Au-delà, jusqu'au plateau d'Orgall, s'étendait le rideau des arbres verts, plus clairsemés à mesure que le versant du massif gagnait en altitude.
En cet endroit, le Nyad reparaissait au milieu des roches, soit qu'il se fût infléchi au nord-ouest, soit que Nic Deck eût obliqué vers lui. Cela donna au jeune forestier la certitude qu'il avait fait bonne route, puisque le ruisseau semblait sourdre des entrailles du plateau d'Orgall.

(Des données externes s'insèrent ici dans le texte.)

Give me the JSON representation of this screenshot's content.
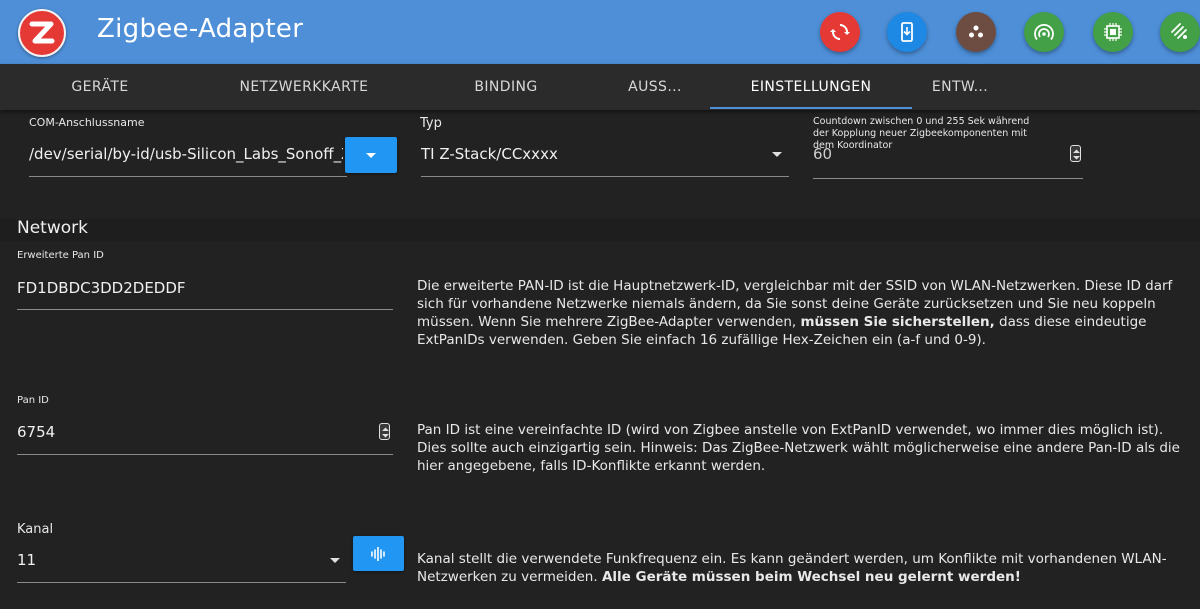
{
  "app": {
    "title": "Zigbee-Adapter",
    "logo_icon": "zigbee-logo",
    "header_buttons": [
      {
        "name": "refresh-icon",
        "color": "#e53935"
      },
      {
        "name": "device-install-icon",
        "color": "#1e88e5"
      },
      {
        "name": "cookie-icon",
        "color": "#6d4c41"
      },
      {
        "name": "signal-icon",
        "color": "#43a047"
      },
      {
        "name": "chip-icon",
        "color": "#43a047"
      },
      {
        "name": "wifi-strength-icon",
        "color": "#43a047"
      }
    ]
  },
  "tabs": [
    {
      "label": "GERÄTE"
    },
    {
      "label": "NETZWERKKARTE"
    },
    {
      "label": "BINDING"
    },
    {
      "label": "AUSS..."
    },
    {
      "label": "EINSTELLUNGEN",
      "active": true
    },
    {
      "label": "ENTW..."
    }
  ],
  "fields": {
    "com_port": {
      "label": "COM-Anschlussname",
      "value": "/dev/serial/by-id/usb-Silicon_Labs_Sonoff_Zi"
    },
    "type": {
      "label": "Typ",
      "value": "TI Z-Stack/CCxxxx"
    },
    "countdown": {
      "label": "Countdown zwischen 0 und 255 Sek während der Kopplung neuer Zigbeekomponenten mit dem Koordinator",
      "value": "60"
    }
  },
  "network": {
    "title": "Network",
    "ext_pan_id": {
      "label": "Erweiterte Pan ID",
      "value": "FD1DBDC3DD2DEDDF",
      "desc_1": "Die erweiterte PAN-ID ist die Hauptnetzwerk-ID, vergleichbar mit der SSID von WLAN-Netzwerken. Diese ID darf sich für vorhandene Netzwerke niemals ändern, da Sie sonst deine Geräte zurücksetzen und Sie neu koppeln müssen. Wenn Sie mehrere ZigBee-Adapter verwenden, ",
      "desc_bold": "müssen Sie sicherstellen,",
      "desc_2": " dass diese eindeutige ExtPanIDs verwenden. Geben Sie einfach 16 zufällige Hex-Zeichen ein (a-f und 0-9)."
    },
    "pan_id": {
      "label": "Pan ID",
      "value": "6754",
      "desc": "Pan ID ist eine vereinfachte ID (wird von Zigbee anstelle von ExtPanID verwendet, wo immer dies möglich ist). Dies sollte auch einzigartig sein. Hinweis: Das ZigBee-Netzwerk wählt möglicherweise eine andere Pan-ID als die hier angegebene, falls ID-Konflikte erkannt werden."
    },
    "channel": {
      "label": "Kanal",
      "value": "11",
      "desc_1": "Kanal stellt die verwendete Funkfrequenz ein. Es kann geändert werden, um Konflikte mit vorhandenen WLAN-Netzwerken zu vermeiden. ",
      "desc_bold": "Alle Geräte müssen beim Wechsel neu gelernt werden!"
    }
  }
}
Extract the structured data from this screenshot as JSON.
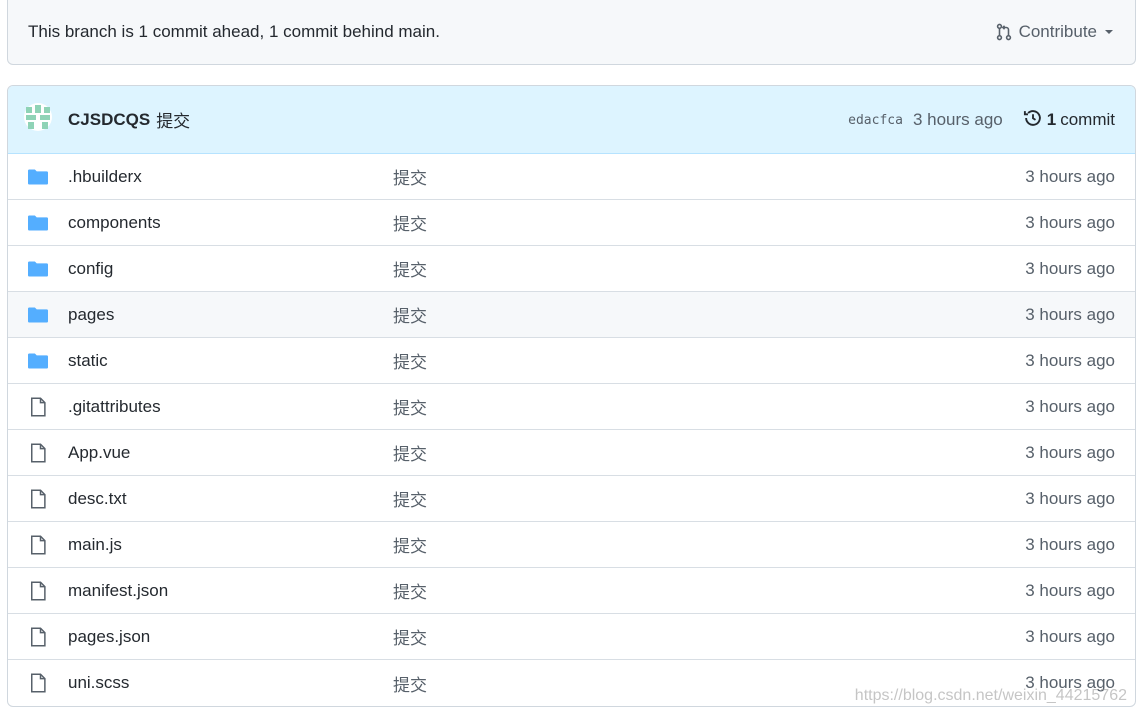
{
  "branch_bar": {
    "text": "This branch is 1 commit ahead, 1 commit behind main.",
    "contribute_label": "Contribute",
    "contribute_icon": "git-pull-request-icon",
    "dropdown_icon": "caret-down-icon"
  },
  "latest_commit": {
    "author": "CJSDCQS",
    "message": "提交",
    "sha": "edacfca",
    "time": "3 hours ago",
    "history_count": "1",
    "history_label": "commit",
    "history_icon": "history-icon"
  },
  "files": [
    {
      "type": "folder",
      "name": ".hbuilderx",
      "message": "提交",
      "age": "3 hours ago"
    },
    {
      "type": "folder",
      "name": "components",
      "message": "提交",
      "age": "3 hours ago"
    },
    {
      "type": "folder",
      "name": "config",
      "message": "提交",
      "age": "3 hours ago"
    },
    {
      "type": "folder",
      "name": "pages",
      "message": "提交",
      "age": "3 hours ago"
    },
    {
      "type": "folder",
      "name": "static",
      "message": "提交",
      "age": "3 hours ago"
    },
    {
      "type": "file",
      "name": ".gitattributes",
      "message": "提交",
      "age": "3 hours ago"
    },
    {
      "type": "file",
      "name": "App.vue",
      "message": "提交",
      "age": "3 hours ago"
    },
    {
      "type": "file",
      "name": "desc.txt",
      "message": "提交",
      "age": "3 hours ago"
    },
    {
      "type": "file",
      "name": "main.js",
      "message": "提交",
      "age": "3 hours ago"
    },
    {
      "type": "file",
      "name": "manifest.json",
      "message": "提交",
      "age": "3 hours ago"
    },
    {
      "type": "file",
      "name": "pages.json",
      "message": "提交",
      "age": "3 hours ago"
    },
    {
      "type": "file",
      "name": "uni.scss",
      "message": "提交",
      "age": "3 hours ago"
    }
  ],
  "watermark": "https://blog.csdn.net/weixin_44215762",
  "colors": {
    "folder": "#54aeff",
    "file_icon": "#57606a",
    "commit_header_bg": "#ddf4ff",
    "branch_bar_bg": "#f6f8fa"
  }
}
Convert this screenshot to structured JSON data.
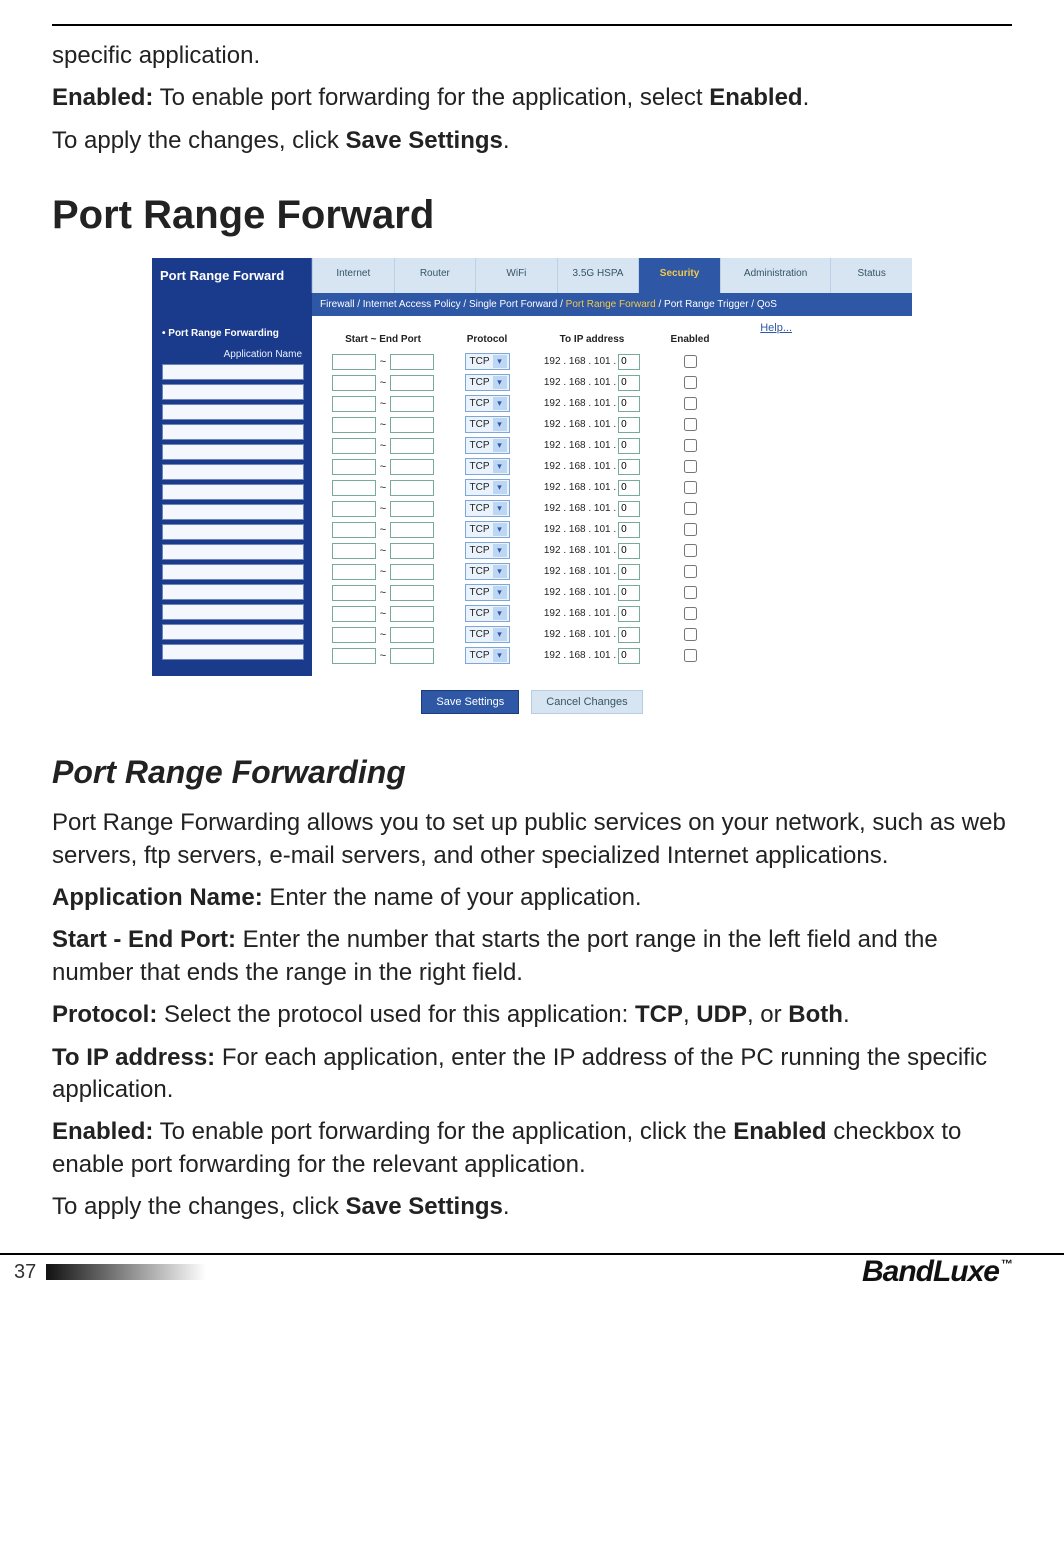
{
  "doc": {
    "para_specific": "specific application.",
    "enabled_label": "Enabled:",
    "enabled_text": " To enable port forwarding for the application, select ",
    "enabled_bold": "Enabled",
    "period": ".",
    "apply_prefix": "To apply the changes, click ",
    "apply_bold": "Save Settings",
    "h1": "Port Range Forward",
    "h2": "Port Range Forwarding",
    "p_intro": "Port Range Forwarding allows you to set up public services on your network, such as web servers, ftp servers, e-mail servers, and other specialized Internet applications.",
    "p_app_label": "Application Name:",
    "p_app_text": " Enter the name of your application.",
    "p_port_label": "Start - End Port:",
    "p_port_text": " Enter the number that starts the port range in the left field and the number that ends the range in the right field.",
    "p_proto_label": "Protocol:",
    "p_proto_text_a": " Select the protocol used for this application: ",
    "p_proto_tcp": "TCP",
    "p_proto_sep": ", ",
    "p_proto_udp": "UDP",
    "p_proto_or": ", or ",
    "p_proto_both": "Both",
    "p_ip_label": "To IP address:",
    "p_ip_text": " For each application, enter the IP address of the PC running the specific application.",
    "p_en_label": "Enabled:",
    "p_en_text_a": " To enable port forwarding for the application, click the ",
    "p_en_bold": "Enabled",
    "p_en_text_b": " checkbox to enable port forwarding for the relevant application.",
    "page_number": "37",
    "brand_logo": "BandLuxe",
    "tm": "™"
  },
  "shot": {
    "brand": "Port Range Forward",
    "tabs": [
      "Internet",
      "Router",
      "WiFi",
      "3.5G HSPA",
      "Security",
      "Administration",
      "Status"
    ],
    "subnav_pre": "Firewall  /  Internet Access Policy  /  Single Port Forward / ",
    "subnav_active": "Port Range Forward",
    "subnav_post": " /  Port Range Trigger  /  QoS",
    "side_section": "Port Range Forwarding",
    "side_label": "Application Name",
    "help": "Help...",
    "headers": {
      "ports": "Start ~ End Port",
      "proto": "Protocol",
      "ip": "To IP address",
      "en": "Enabled"
    },
    "protocol_value": "TCP",
    "ip_prefix": "192 . 168 . 101 .",
    "ip_last": "0",
    "row_count": 15,
    "save": "Save Settings",
    "cancel": "Cancel Changes"
  }
}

Nie Deck ne put refuser au docteur une heure de halte au bord du torrent. D'ailleurs, l'estomac réclamait son dû aussi impérieusement que les jambes. Les bissacs étaient bien garnis, le rakiou emplissait la gourde du docteur et celle de Nic Deck. En outre, une eau limpide et fraîche, filtrée aux cailloux du fond, coulait à quelques pas. Que pouvait-on désirer de plus ? On avait beaucoup dépensé, il fallait réparer la dépense.
Depuis leur départ, le docteur n'avait guère eu le loisir de causer avec Nic Deck, qui le précédait toujours. Mais il se dédommagea, dès qu'ils furent assis tous les deux sur la berge du Nyad. Si l'un était peu loquace, l'autre était volontiers bavard. D'après cela, on ne s'étonnera pas que les questions fussent très prolixes, et les réponses très brèves.
« Parlons un peu, forestier, et parlons sérieusement, dit le docteur.
-- je vous écoute, répondit Nic Deck.
-- je pense que si nous avons fait halte en cet endroit, c'est pour reprendre des forces.
-- Rien de plus juste.
-- Avant de revenir à Werst...
-- Non... avant d'aller au burg.
-- Voyons, Nic, voilà six heures que nous marchons,
et c'est à peine si nous sommes à mi-route...
-- Ce qui prouve que nous n'avons pas de temps à perdre.
-- Mais il fera nuit, lorsque nous arriverons devant le château, et comme j'imagine, forestier, que tu ne seras pas assez fou pour te risquer sans voir clair, il faudra attendre le jour...
-- Nous l'attendrons.
-- Ainsi tu ne veux pas renoncer à ce projet, qui n'a pas le sens commun ?...
-- Non.
-- Comment ! Nous voici exténués, ayant besoin d'une bonne table dans une bonne salle, et d'un bon lit dans une bonne chambre, et tu songes à passer la nuit en plein air ?...
-- Oui, si quelque obstacle nous empêche de franchir l'enceinte du château.
-- Et s'il n'y a pas d'obstacle ?...
-- Nous irons coucher dans les appartements du donjon.
-- Les appartements du donjon ! s'écria le docteur Patak. Tu crois, forestier, que je consentirai à rester toute une nuit à l'intérieur de ce maudit burg...
-- Sans doute, à moins que vous ne préfériez demeurer seul au-dehors.
-- Seul, forestier !... Ce n'est point ce qui est convenu, et si nous devons nous séparer, j'aime encore mieux que ce soit en cet endroit pour retourner au village ! -- Ce qui est convenu, docteur Patak, c'est que vous me suivrez jusqu'où j'irai...
-- Le jour, oui !... La nuit, non !
-- Eh bien, libre à vous de partir, et tâchez de ne point vous égarer sous les futaies. »
S'égarer, c'est bien ce qui inquiétait le docteur. Abandonné à lui-même, n'ayant pas l'habitude de ces interminables détours à travers les forêts du Plesa, il se sentait incapable de reprendre la route de Werst. D'ailleurs, d'être seul, lorsque la nuit serait venue -- une nuit très noire peut-être --, de descendre les pentes du col au risque de choir au fond d'un ravin, ce n'était pas pour lui agréer. Quitte à ne point escalader la courtine, quand le soleil serait couché, si le forestier s'y obstinait, mieux valait le suivre jusqu'au pied de l'enceinte. Mais le docteur voulut tenter un dernier effort pour arrêter sort compagnon.
« Tu sais bien, mon cher Nic, reprit-il, que je ne consentirai jamais à me séparer de toi... Puisque tu persistes à te rendre au château, je ne te laisserai pas y aller seul.
-- Bien parlé, docteur Patak, et je pense que vous devriez vous en tenir là.
-- Non... encore un mot, Nic. S'il fait nuit, lorsque nous arriverons, promets-moi de ne pas chercher à pénétrer dans le burg...
-- Ce que je vous promets, docteur, c'est de faire l'impossible pour y pénétrer, c'est de ne pas reculer d'une semelle, tant que je n'aurai pas découvert ce qui s'y passe.